Mrs. Jaymes had been trying to get the Captain on a picnic with a pretty girl for longer than she cared to remember. When he came home on a Friday evening, however, announcing his Sunday plans with Abigail, she had second thoughts. Now that Abigail’s visit was nigh, her doubts about the girl’s suitability came back—as did her twitching instincts, which told her that things were not destined to end happily. Because she didn’t know what to do to fix them, in an unusual departure from her custom, Mrs. Jaymes kept her doubts to herself and prepared a potato pie for the picnic.
Dagmore asked her to stew some plums, too, to bread and fry some snapper, and to ice some bush tea. For his part, he spent all of Saturday cleaning the beach and polishing his boat. Everything had to be perfect if he was to propose to Abigail that they wed.

Despite the Captain’s careful plans—or because of them, Mrs. Jaymes would have argued—there was to be no proposal that Sunday. Close to twelve o’clock on Saturday night, the skies erupted in a loud and pounding rain that drenched the island nonstop until dawn. The sky seemed to clear as the sun came up, but by lunchtime the clouds had overtaken it again.

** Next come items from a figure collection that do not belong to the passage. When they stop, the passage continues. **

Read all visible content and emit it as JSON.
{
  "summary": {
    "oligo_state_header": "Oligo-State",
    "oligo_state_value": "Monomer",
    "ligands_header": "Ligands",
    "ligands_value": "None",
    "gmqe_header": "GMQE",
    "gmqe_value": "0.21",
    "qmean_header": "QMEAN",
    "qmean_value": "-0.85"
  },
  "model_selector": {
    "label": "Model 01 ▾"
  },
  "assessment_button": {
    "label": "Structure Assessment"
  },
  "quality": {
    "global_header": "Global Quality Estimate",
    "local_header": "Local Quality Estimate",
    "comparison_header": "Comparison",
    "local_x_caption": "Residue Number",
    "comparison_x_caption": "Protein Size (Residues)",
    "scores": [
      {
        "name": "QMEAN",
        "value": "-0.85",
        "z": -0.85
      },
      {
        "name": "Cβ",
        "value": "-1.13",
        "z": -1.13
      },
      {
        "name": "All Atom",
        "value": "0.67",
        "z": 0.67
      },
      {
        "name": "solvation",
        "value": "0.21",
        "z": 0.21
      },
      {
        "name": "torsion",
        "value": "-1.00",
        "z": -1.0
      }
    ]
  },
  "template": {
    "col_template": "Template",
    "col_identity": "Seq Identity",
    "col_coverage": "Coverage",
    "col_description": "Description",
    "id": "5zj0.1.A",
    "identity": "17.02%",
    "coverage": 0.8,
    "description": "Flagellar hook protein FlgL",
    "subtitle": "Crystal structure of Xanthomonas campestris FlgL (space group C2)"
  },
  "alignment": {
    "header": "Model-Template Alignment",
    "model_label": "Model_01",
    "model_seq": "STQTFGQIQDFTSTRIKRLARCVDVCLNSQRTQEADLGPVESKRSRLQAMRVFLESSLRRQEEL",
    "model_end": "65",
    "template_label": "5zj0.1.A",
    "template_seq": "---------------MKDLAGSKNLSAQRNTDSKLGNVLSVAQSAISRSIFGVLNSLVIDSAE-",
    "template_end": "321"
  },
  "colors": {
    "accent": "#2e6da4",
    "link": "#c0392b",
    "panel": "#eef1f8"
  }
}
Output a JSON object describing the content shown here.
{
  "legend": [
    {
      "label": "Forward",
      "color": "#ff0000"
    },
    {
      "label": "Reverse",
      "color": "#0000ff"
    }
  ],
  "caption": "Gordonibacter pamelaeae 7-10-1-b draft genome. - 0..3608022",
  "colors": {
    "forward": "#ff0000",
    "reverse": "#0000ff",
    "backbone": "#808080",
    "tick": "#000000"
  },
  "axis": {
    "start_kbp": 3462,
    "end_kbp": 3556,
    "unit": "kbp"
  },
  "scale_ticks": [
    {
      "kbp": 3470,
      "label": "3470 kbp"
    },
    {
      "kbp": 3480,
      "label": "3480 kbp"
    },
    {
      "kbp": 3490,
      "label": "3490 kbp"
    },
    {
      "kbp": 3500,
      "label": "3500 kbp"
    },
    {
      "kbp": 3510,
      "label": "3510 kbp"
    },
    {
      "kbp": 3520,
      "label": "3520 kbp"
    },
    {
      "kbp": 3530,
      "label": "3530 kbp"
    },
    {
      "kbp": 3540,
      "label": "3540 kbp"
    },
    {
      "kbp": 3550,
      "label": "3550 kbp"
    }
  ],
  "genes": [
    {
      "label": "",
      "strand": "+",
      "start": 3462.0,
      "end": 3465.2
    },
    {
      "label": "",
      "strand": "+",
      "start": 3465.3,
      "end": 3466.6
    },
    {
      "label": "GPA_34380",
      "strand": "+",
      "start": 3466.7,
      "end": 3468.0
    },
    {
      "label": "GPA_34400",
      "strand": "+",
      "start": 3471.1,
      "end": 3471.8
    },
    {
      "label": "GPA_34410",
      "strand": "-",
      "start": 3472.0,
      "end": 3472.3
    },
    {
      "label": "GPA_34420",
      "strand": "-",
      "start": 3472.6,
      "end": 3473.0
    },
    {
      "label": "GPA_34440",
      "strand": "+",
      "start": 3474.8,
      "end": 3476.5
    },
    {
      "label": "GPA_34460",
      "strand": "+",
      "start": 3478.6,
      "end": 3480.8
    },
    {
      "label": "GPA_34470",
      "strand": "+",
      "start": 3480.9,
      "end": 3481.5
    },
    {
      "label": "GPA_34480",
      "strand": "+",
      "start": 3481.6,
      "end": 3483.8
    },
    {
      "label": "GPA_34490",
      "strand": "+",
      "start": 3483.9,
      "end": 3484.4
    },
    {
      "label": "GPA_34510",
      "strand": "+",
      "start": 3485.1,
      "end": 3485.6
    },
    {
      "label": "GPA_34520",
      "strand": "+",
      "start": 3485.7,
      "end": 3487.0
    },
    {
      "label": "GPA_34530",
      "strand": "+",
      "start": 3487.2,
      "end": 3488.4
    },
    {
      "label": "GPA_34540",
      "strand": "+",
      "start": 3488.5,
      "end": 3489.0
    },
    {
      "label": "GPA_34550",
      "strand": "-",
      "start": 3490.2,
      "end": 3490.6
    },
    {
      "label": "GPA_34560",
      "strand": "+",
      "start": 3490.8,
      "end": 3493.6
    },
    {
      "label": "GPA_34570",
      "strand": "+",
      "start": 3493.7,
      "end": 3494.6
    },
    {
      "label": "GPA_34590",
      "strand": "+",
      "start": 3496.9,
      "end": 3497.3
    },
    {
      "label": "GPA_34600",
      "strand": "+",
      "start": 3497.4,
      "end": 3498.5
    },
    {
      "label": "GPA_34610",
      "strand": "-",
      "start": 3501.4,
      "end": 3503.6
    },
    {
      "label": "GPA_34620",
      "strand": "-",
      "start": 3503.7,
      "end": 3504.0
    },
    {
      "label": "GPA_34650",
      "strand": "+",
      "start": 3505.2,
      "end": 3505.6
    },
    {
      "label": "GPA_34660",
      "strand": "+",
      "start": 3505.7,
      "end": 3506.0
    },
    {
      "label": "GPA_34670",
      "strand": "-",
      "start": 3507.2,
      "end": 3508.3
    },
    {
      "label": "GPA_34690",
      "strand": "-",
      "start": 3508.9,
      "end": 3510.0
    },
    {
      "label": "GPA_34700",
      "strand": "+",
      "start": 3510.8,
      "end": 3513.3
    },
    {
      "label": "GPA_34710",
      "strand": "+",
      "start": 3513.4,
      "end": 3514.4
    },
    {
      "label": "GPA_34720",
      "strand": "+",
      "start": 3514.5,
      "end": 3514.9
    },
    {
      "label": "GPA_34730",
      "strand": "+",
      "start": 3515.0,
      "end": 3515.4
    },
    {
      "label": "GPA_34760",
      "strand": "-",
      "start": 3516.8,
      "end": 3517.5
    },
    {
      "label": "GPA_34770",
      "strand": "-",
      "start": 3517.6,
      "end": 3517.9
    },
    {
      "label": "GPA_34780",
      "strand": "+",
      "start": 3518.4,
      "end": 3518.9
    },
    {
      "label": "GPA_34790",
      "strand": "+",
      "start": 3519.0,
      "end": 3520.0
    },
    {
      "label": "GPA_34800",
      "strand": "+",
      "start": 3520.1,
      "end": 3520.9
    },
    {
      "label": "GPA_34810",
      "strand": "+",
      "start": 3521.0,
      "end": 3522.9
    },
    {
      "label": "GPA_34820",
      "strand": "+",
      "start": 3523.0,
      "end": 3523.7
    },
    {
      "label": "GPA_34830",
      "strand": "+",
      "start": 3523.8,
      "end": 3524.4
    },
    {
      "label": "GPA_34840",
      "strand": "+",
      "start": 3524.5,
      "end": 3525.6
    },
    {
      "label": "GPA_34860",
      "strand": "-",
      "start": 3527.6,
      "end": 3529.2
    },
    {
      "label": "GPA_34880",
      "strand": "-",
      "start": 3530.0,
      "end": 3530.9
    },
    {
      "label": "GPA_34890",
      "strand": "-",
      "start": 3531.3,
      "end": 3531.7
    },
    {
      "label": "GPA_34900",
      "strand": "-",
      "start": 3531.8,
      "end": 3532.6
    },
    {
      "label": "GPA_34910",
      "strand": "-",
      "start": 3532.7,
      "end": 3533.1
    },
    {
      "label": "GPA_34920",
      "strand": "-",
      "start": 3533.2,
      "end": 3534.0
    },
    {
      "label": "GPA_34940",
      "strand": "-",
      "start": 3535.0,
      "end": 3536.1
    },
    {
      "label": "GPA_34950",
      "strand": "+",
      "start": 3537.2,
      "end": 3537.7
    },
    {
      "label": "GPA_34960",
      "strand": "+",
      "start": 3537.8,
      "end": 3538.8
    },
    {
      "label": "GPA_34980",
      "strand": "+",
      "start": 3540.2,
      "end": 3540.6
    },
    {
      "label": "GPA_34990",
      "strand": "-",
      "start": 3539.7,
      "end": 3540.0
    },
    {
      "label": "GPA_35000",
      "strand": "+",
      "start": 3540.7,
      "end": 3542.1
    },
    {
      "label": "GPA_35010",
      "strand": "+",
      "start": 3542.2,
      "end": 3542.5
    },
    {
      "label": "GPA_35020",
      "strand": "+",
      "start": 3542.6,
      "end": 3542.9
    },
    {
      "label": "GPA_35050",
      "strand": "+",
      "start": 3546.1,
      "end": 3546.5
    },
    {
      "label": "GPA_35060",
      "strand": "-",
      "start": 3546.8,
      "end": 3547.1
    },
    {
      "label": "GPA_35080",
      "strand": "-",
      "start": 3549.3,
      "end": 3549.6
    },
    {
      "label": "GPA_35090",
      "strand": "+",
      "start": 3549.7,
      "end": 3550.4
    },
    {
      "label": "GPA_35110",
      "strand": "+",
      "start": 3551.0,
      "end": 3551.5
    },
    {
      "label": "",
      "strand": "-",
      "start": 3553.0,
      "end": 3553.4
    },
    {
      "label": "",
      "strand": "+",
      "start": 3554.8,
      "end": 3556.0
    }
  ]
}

“She’s not going to come on a picnic with all this rain,” Mrs. Jaymes gently warned the Captain.

And she didn’t.

Though Abigail assured the Captain, at the bus stop the next day, that she still had every intention of joining him for an outing (where she planned to tell him in no uncertain terms to leave her alone), every time they tried to meet after that, their plans were thwarted. If they scheduled a picnic, it rained; an afternoon tea, then one of her children came down with a cough; a picture show, and the current went. Abigail got some new clients, too, with precarious pregnancies that demanded her attention twenty-four hours a day. Months went by during which Dagmore wasn’t able to reach her to reschedule their latest rescheduling. When Abigail finally had time on her hands, Dagmore was so discouraged and depressed that he couldn’t muster the will to call on her, and by the time he snapped out of his funk, she was busy again, with her clients, her babies, her clients’ babies, or with Easter, Christmas, All Saints Day or Guy Fawkes Night. Before Dagmore knew it, a year had gone by, then two. Abigail must have thought she had rid herself of him for good.